И, приказав своему ключнику нацедить из заповедной бочки, Прохор подал монаху ковш, до краев наполненный искрометной влагой душистого меда.
– Как круг пойдет? По тостам, что ли, аль просто? – спросил кто-то из обычных усладовских гостей и состольников.
– По тостам! По тостам! – в голос отвечали почти все остальные.
– Итак, первый тост, как есмы[112] верные российские сыны, – подняв торжественно ковш, возгласил архимандрит, – да будет во славу и здравие, и во спасение, и во всем благое поспешение нашей матери-императрице.
– Виват! Ура! – закричали было гости, махая снятыми шапками, как вдруг Черепов остановил руку архимандрита, который готов уже был отведать от края.
Все переглянулись с недоумением.
– Сей тост невместен! – серьезно сказал он.
– Как!
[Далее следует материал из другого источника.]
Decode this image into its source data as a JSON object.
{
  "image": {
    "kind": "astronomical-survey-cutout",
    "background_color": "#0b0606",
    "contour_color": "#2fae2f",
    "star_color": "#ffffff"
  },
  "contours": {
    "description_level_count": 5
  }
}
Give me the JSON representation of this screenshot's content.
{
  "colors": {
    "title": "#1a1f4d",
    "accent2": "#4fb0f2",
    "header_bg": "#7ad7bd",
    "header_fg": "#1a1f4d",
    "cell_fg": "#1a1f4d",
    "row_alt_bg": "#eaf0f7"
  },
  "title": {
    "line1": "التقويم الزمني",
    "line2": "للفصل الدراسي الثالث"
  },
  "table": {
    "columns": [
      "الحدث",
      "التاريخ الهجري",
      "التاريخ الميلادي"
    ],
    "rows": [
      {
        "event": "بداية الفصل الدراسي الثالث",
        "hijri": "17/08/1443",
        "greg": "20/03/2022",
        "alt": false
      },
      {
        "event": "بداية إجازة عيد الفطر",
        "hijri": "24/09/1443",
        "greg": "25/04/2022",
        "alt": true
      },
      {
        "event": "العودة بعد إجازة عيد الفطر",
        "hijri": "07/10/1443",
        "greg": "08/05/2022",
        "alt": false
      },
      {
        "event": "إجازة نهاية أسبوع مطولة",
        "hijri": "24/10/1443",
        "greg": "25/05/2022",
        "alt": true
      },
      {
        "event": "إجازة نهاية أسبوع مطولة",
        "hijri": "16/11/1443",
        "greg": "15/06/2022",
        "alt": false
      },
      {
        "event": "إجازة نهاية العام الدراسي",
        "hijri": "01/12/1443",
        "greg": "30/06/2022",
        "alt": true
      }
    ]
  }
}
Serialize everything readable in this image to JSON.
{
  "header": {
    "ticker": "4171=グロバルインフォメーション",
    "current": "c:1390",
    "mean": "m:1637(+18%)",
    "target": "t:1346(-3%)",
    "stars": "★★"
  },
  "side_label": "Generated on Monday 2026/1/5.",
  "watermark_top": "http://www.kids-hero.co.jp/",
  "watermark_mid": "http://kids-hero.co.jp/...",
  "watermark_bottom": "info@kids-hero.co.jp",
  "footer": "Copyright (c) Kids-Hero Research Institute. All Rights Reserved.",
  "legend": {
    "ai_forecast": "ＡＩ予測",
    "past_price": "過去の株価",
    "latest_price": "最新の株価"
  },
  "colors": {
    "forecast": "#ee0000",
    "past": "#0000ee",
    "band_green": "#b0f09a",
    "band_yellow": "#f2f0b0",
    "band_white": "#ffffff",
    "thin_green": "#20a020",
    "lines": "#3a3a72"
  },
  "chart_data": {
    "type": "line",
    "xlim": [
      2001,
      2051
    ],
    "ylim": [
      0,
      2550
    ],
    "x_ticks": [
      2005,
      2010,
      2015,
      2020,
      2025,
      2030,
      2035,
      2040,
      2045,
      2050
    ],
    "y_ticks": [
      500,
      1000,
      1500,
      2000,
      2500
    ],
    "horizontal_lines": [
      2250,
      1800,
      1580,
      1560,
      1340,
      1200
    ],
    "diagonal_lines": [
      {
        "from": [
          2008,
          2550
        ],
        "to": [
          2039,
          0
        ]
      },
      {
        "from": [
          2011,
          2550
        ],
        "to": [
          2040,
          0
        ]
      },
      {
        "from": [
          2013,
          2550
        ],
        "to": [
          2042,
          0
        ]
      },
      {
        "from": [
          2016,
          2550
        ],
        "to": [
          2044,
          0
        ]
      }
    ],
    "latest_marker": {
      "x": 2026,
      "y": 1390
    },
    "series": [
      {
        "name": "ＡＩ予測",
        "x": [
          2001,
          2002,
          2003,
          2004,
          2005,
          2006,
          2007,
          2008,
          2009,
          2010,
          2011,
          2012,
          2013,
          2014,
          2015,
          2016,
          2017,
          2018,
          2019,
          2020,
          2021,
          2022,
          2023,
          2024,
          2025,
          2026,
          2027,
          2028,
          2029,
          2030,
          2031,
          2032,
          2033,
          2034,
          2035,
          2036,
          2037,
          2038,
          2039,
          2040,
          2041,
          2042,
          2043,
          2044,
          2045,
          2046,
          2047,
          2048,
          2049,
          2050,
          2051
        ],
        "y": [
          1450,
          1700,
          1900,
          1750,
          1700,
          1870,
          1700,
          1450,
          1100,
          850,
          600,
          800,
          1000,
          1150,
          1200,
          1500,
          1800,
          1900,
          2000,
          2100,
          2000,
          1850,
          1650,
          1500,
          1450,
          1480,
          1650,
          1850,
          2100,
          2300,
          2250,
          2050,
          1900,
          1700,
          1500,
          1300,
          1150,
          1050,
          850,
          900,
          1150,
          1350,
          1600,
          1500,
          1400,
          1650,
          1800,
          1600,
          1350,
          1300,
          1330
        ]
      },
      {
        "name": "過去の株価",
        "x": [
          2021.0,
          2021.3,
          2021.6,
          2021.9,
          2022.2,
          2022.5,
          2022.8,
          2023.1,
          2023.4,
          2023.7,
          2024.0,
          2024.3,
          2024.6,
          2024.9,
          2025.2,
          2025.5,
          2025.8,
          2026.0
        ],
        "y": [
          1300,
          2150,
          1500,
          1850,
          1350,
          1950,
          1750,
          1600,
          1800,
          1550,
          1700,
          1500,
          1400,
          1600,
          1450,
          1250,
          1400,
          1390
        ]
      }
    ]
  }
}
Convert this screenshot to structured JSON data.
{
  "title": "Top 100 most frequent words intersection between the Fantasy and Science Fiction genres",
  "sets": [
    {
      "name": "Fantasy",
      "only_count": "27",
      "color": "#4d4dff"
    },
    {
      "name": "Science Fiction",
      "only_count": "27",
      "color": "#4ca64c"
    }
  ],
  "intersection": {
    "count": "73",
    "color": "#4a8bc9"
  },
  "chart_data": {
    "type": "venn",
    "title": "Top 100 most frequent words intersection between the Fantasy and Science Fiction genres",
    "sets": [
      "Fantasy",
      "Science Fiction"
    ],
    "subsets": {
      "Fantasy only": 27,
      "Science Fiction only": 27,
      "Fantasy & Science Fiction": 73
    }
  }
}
Что такое?… Почему невместен? Кто дерзостно смеет помыслить таковое? – напустились было на него гости.
– Да разве вы не знаете иль не слыхали еще?
– О чем бишь слышать-то? Что загадки, сударь, гадаешь?
– Да ведь императрица-то… Волею Божией шестого сего ноября скончалась.
Серебряный ковш выпал из дрогнувшей руки пораженного монаха.
Все отступили молча в каком-то паническом испуге. Вопрос, недоумение, сомнение и недоверие ясно заиграли на лицах.
Несколько секунд прошло в полном молчании.
– Скончалась… Мать скончалась… А мы здесь бражничаем! – с упреком сказал наконец кто-то упавшим голосом; и гости печальной толпой, понурив головы, один за другим стали подыматься наверх из погреба по широким ступеням каменной лестницы.